Part I: Making a $15,000 feature film
We continue our talk with director Gregg Bishop.
So with The Other Side you had a feature film to your name. Tell us about how you played that calling card to get a producer for Dance of the Dead.
The movie premiered at the Slamdance Film Festival in Park City, Utah and was picked up for a theatrical release. Fox Studios picked up the TV rights where I’ve been developing the movie as a TV series. The great producer Ehud Bleiberg of Bleiberg Entertainment (a foreign sales agency and production company) saw the film and approached me after the screening and told me he wanted two things: He wanted to rep the movie for foreign sales and he wanted to make my next movie.
And again, just so we all understand how long it takes to get a project off the ground, how much time are we talking about between you deciding "I want to make Dance of the Dead" and the commencement of production?
I had been trying to get DANCE OF THE DEAD off the ground for 10 years. But after Bleiberg saw THE OTHER SIDE, he literally greenlit it in about 10 seconds.
Was there any difference in directing your own script versus someone else's?
I’m a huge fan of Joe’s writing so it was actually a lot easier.
I like that you cast kids who were fairly close to high school age, as opposed to mid-twenties like in most Hollywood films. Was actor inexperience at all a concern when you made this decision, or were you convinced that since the characters are all archetypes that you'd find actors capable of giving you what you wanted?
Ask any director: 80% of a director’s job is in who they cast. I told our casting director, Jonathan Spencer, that I wanted to cast REAL kids playing their age, not 25-year-olds playing high-school kids, because that never looks right. I wanted to find kids who were great at improv and that could really bring their personalities to the role. Between LA and Atlanta, we looked at 600 kids and pulled the best of the best. I am very proud of that cast.
Presumably you had more money on Dance of the Dead. Did that allow you to relax a bit, or was the scope of this so much more challenging that it was like a whole new learning curve? Or was it more like, "I squeezed blood from a stone to make the last one work, this is old hat!"
Mo money, mo problems. The only difference this time was that DANCE OF THE DEAD actually had a budget and a crew, which was fantastic, but it presented a new set of challenges. I learned a lot from THE OTHER SIDE because along with writing/directing, I was doing a lot of the jobs myself. One of my goals was to learn as much as I could from that movie, so I could apply that knowledge to future productions, which was definitely helpful making DANCE OF THE DEAD.

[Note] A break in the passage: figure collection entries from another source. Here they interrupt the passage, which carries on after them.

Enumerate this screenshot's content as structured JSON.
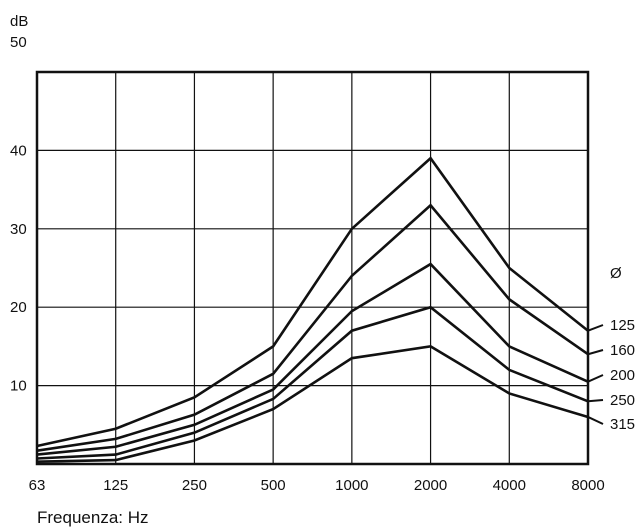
{
  "chart_data": {
    "type": "line",
    "y_unit": "dB",
    "ylim": [
      0,
      50
    ],
    "y_ticks": [
      "10",
      "20",
      "30",
      "40",
      "50"
    ],
    "categories": [
      "63",
      "125",
      "250",
      "500",
      "1000",
      "2000",
      "4000",
      "8000"
    ],
    "xlabel": "Frequenza: Hz",
    "legend_title": "Ø",
    "grid": true,
    "series": [
      {
        "name": "125",
        "values": [
          2.3,
          4.5,
          8.5,
          15,
          30,
          39,
          25,
          17
        ]
      },
      {
        "name": "160",
        "values": [
          1.7,
          3.2,
          6.3,
          11.5,
          24,
          33,
          21,
          14
        ]
      },
      {
        "name": "200",
        "values": [
          1.2,
          2.2,
          5,
          9.5,
          19.5,
          25.5,
          15,
          10.5
        ]
      },
      {
        "name": "250",
        "values": [
          0.7,
          1.2,
          4,
          8.3,
          17,
          20,
          12,
          8
        ]
      },
      {
        "name": "315",
        "values": [
          0.3,
          0.5,
          3,
          7,
          13.5,
          15,
          9,
          6
        ]
      }
    ]
  }
}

(check out the trailer for DANCE OF THE DEAD here.)
I've interviewed some filmmakers who've noted that the producers on their first films exerted their authority and (in their minds at least) compromised the quality of the final product. What was your relationship like with your producers?
I've heard those horror stories too. Working with Ehud felt like a wonderful partnership and never a dictatorship. The team at Bleiberg (Ehud, Shannon, Nick, & Roman) basically gave us great notes on the script and then set us loose to make the movie. They watched dailies and gave comments but never set foot on set. Ehud told me that he saw what I did on THE OTHER SIDE, he trusted me that I'd come back with something good and didn't feel like he needed to be over my shoulder second-guessing every decision I made.

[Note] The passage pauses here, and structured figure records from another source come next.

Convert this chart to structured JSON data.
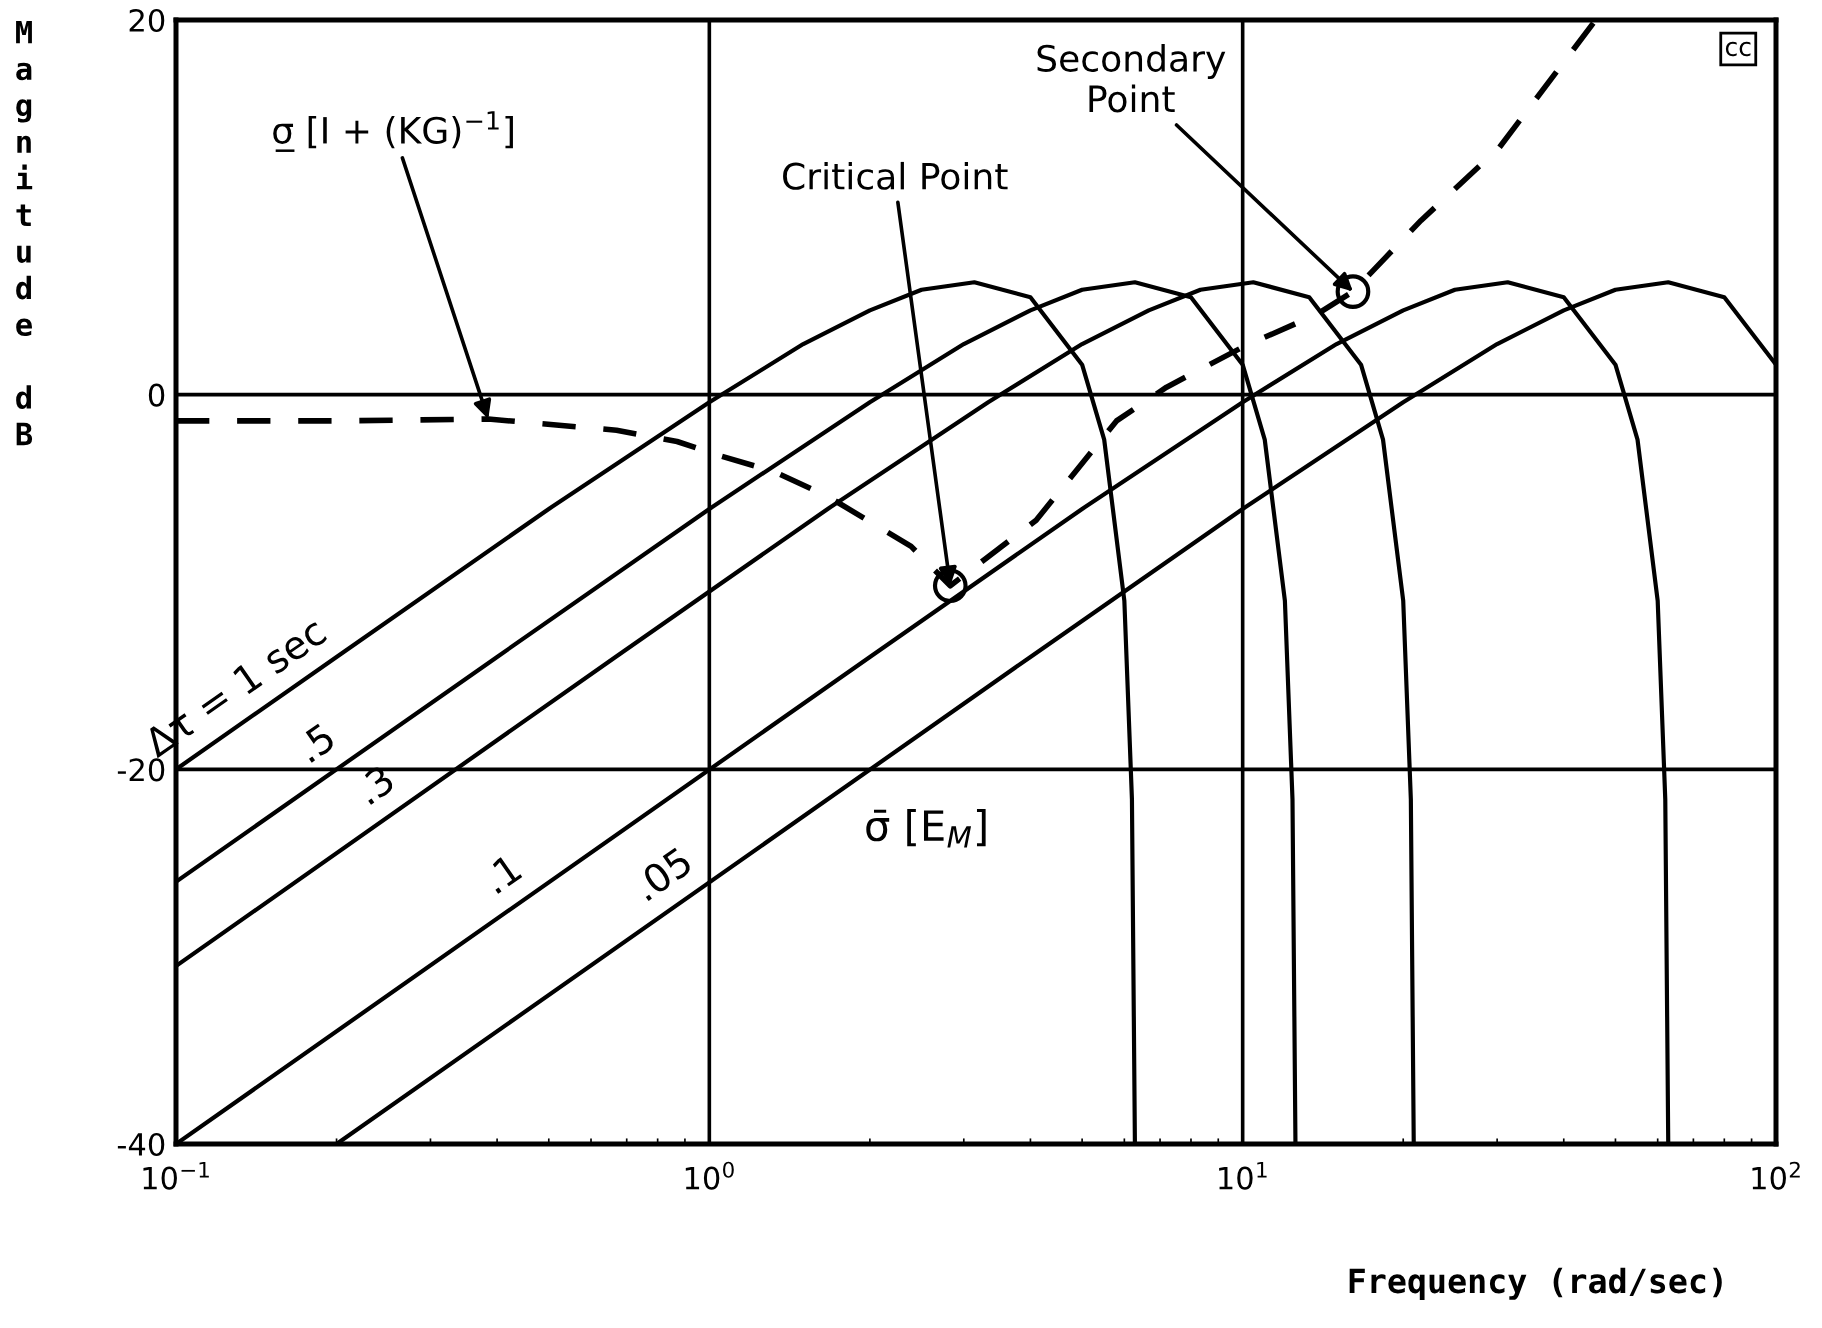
{
  "chart_data": {
    "type": "line",
    "xlabel": "Frequency (rad/sec)",
    "ylabel": "Magnitude dB",
    "log": "x",
    "xlim": [
      0.1,
      100
    ],
    "ylim": [
      -40,
      20
    ],
    "xticks": [
      {
        "value": 0.1,
        "label": "10$^{−1}$"
      },
      {
        "value": 1,
        "label": "10$^{0}$"
      },
      {
        "value": 10,
        "label": "10$^{1}$"
      },
      {
        "value": 100,
        "label": "10$^{2}$"
      }
    ],
    "yticks": [
      -40,
      -20,
      0,
      20
    ],
    "grid": true,
    "legend": false,
    "series": [
      {
        "name": "Δτ = 1 sec",
        "color": "#000000",
        "line_style": "solid",
        "x": [
          0.1,
          0.2,
          0.5,
          1,
          1.5,
          2,
          2.5,
          3.14,
          4,
          5,
          5.5,
          6,
          6.2,
          6.28
        ],
        "values": [
          -20.0,
          -14.0,
          -6.1,
          -0.4,
          2.7,
          4.5,
          5.6,
          6.0,
          5.2,
          1.6,
          -2.4,
          -11.0,
          -21.6,
          -40
        ]
      },
      {
        "name": ".5",
        "color": "#000000",
        "line_style": "solid",
        "x": [
          0.1,
          0.4,
          1,
          2,
          3,
          4,
          5,
          6.28,
          8,
          10,
          11,
          12,
          12.4,
          12.56
        ],
        "values": [
          -26.0,
          -14.0,
          -6.1,
          -0.4,
          2.7,
          4.5,
          5.6,
          6.0,
          5.2,
          1.6,
          -2.4,
          -11.0,
          -21.6,
          -40
        ]
      },
      {
        "name": ".3",
        "color": "#000000",
        "line_style": "solid",
        "x": [
          0.1,
          0.667,
          1.667,
          3.333,
          5,
          6.667,
          8.333,
          10.47,
          13.33,
          16.67,
          18.33,
          20,
          20.67,
          20.93
        ],
        "values": [
          -30.5,
          -14.0,
          -6.1,
          -0.4,
          2.7,
          4.5,
          5.6,
          6.0,
          5.2,
          1.6,
          -2.4,
          -11.0,
          -21.6,
          -40
        ]
      },
      {
        "name": ".1",
        "color": "#000000",
        "line_style": "solid",
        "x": [
          0.1,
          2,
          5,
          10,
          15,
          20,
          25,
          31.4,
          40,
          50,
          55,
          60,
          62,
          62.8
        ],
        "values": [
          -40,
          -14.0,
          -6.1,
          -0.4,
          2.7,
          4.5,
          5.6,
          6.0,
          5.2,
          1.6,
          -2.4,
          -11.0,
          -21.6,
          -40
        ]
      },
      {
        "name": ".05",
        "color": "#000000",
        "line_style": "solid",
        "x": [
          0.2,
          4,
          10,
          20,
          30,
          40,
          50,
          62.8,
          80,
          100
        ],
        "values": [
          -40,
          -14.0,
          -6.1,
          -0.4,
          2.7,
          4.5,
          5.6,
          6.0,
          5.2,
          1.6
        ]
      },
      {
        "color": "#000000",
        "line_style": "dashed",
        "x": [
          0.1,
          0.2,
          0.385,
          0.67,
          0.87,
          1.03,
          1.32,
          1.66,
          2.39,
          2.83,
          4.1,
          5.8,
          7.2,
          10.1,
          13.8,
          16.1,
          21.6,
          30.3,
          45.9
        ],
        "values": [
          -1.4,
          -1.4,
          -1.3,
          -1.9,
          -2.5,
          -3.2,
          -4.1,
          -5.4,
          -8.1,
          -10.2,
          -6.7,
          -1.4,
          0.4,
          2.6,
          4.3,
          5.5,
          9.3,
          13.2,
          20
        ]
      }
    ],
    "annotations": [
      {
        "text": "Critical Point",
        "x": 2.83,
        "y": -10.2
      },
      {
        "text": "Secondary\nPoint",
        "x": 16.1,
        "y": 5.5
      },
      {
        "text": "σ̲ [I + (KG)$^{−1}$]",
        "x": 0.385,
        "y": -1.3
      },
      "σ̄ [E$_{M}$]",
      "cc"
    ]
  }
}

Then once the movie was in the can, they made great notes in the editing process. We were always focused on the same thing: making the best film possible.

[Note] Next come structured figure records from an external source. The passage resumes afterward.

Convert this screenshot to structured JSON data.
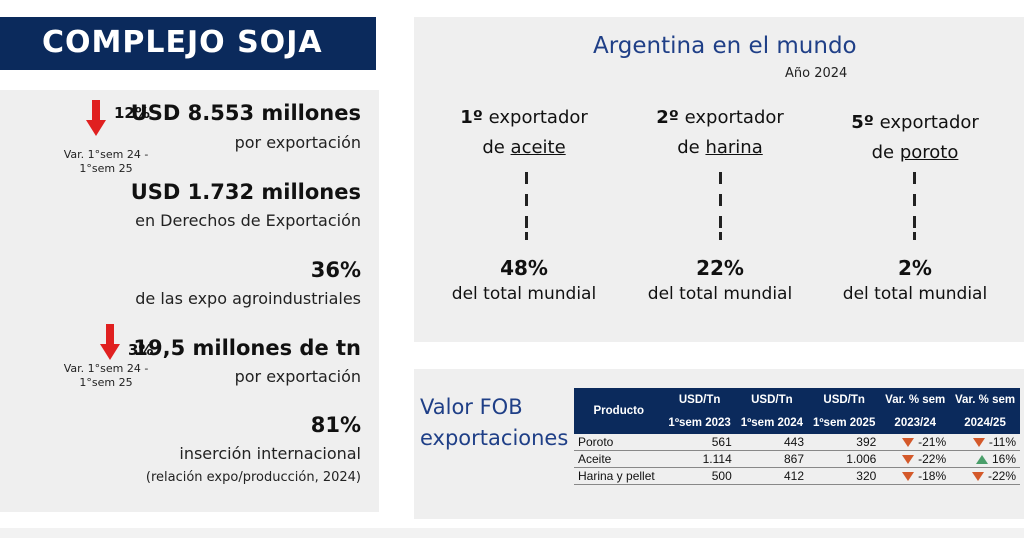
{
  "title": "COMPLEJO SOJA",
  "left": {
    "block1": {
      "change": "12%",
      "var_line1": "Var.  1°sem 24 -",
      "var_line2": "1°sem 25",
      "value": "USD 8.553 millones",
      "label": "por exportación"
    },
    "block2": {
      "value": "USD 1.732 millones",
      "label": "en Derechos de Exportación"
    },
    "block3": {
      "value": "36%",
      "label": "de las expo agroindustriales"
    },
    "block4": {
      "change": "3%",
      "var_line1": "Var.  1°sem 24 -",
      "var_line2": "1°sem 25",
      "value": "19,5 millones de tn",
      "label": "por exportación"
    },
    "block5": {
      "value": "81%",
      "label": "inserción internacional",
      "note": "(relación expo/producción, 2024)"
    }
  },
  "argentina": {
    "title": "Argentina en el mundo",
    "year": "Año 2024",
    "columns": [
      {
        "rank": "1º",
        "word": "exportador",
        "prep": "de",
        "product": "aceite",
        "pct": "48%",
        "label": "del total mundial"
      },
      {
        "rank": "2º",
        "word": "exportador",
        "prep": "de",
        "product": "harina",
        "pct": "22%",
        "label": "del total mundial"
      },
      {
        "rank": "5º",
        "word": "exportador",
        "prep": "de",
        "product": "poroto",
        "pct": "2%",
        "label": "del total mundial"
      }
    ]
  },
  "fob": {
    "title_line1": "Valor FOB",
    "title_line2": "exportaciones",
    "headers": [
      [
        "Producto",
        ""
      ],
      [
        "USD/Tn",
        "1ºsem 2023"
      ],
      [
        "USD/Tn",
        "1ºsem 2024"
      ],
      [
        "USD/Tn",
        "1ºsem 2025"
      ],
      [
        "Var. % sem",
        "2023/24"
      ],
      [
        "Var. % sem",
        "2024/25"
      ]
    ],
    "rows": [
      {
        "product": "Poroto",
        "v2023": "561",
        "v2024": "443",
        "v2025": "392",
        "var1": "-21%",
        "var1_dir": "down",
        "var2": "-11%",
        "var2_dir": "down"
      },
      {
        "product": "Aceite",
        "v2023": "1.114",
        "v2024": "867",
        "v2025": "1.006",
        "var1": "-22%",
        "var1_dir": "down",
        "var2": "16%",
        "var2_dir": "up"
      },
      {
        "product": "Harina y pellet",
        "v2023": "500",
        "v2024": "412",
        "v2025": "320",
        "var1": "-18%",
        "var1_dir": "down",
        "var2": "-22%",
        "var2_dir": "down"
      }
    ]
  },
  "colors": {
    "navy": "#0b2a5c",
    "blue_text": "#1f3f87",
    "arrow_red": "#e02020",
    "tri_down": "#d4592a",
    "tri_up": "#4a9e6a",
    "panel_bg": "#efefef"
  }
}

Knowing what a pain music licensing can be, I have to ask how difficult it was to get clearance for "Shadows of the Night." Was that always the song in the script, or was it a case where you went through several songs until you found the right song at the right price?
The song was never in the script, our music supervisor Peymon Maskan played it for me as an option and I knew right away that it was perfect, but I was like “can we even get that song?” He said he would make it happen for our budget and somehow he did.
A lot of budding writers and directors have this fantasy that they'll come to Hollywood with their script, be welcomed with open arms, sell that script for a high price and then find themselves in constant demand, never having to do anything other than write to support themselves. Given your experience, just how much of a delusion is that?
I don’t know one successful person here who doesn’t work their ass off. If you want to be a sports star, you stay on the field after everyone else goes home. You want to be a rock star, you play that guitar until your fingers bleed. You have to put in the work. I always believed that if you work hard and do what you love, the money will eventually come.
Given how hard it is to make a movie and "make it" in Hollywood in general, what qualities would you say are most critical for an aspiring filmmaker?
Persistence & hard work. Live life & make movies about it… don’t make movies about other movies.
Dance of the Dead is something of a cult film, so did it open up any new doors for you?
I’ve been totally overwhelmed with the response the film has received. The movie has definitely gotten me into rooms that I wouldn’t have gotten into otherwise.
What are you working on now?
I'm currently writing a sci-fi thriller & gearing up to direct an edge-of-your-seat monster movie that I wrote with Joe Ballarini.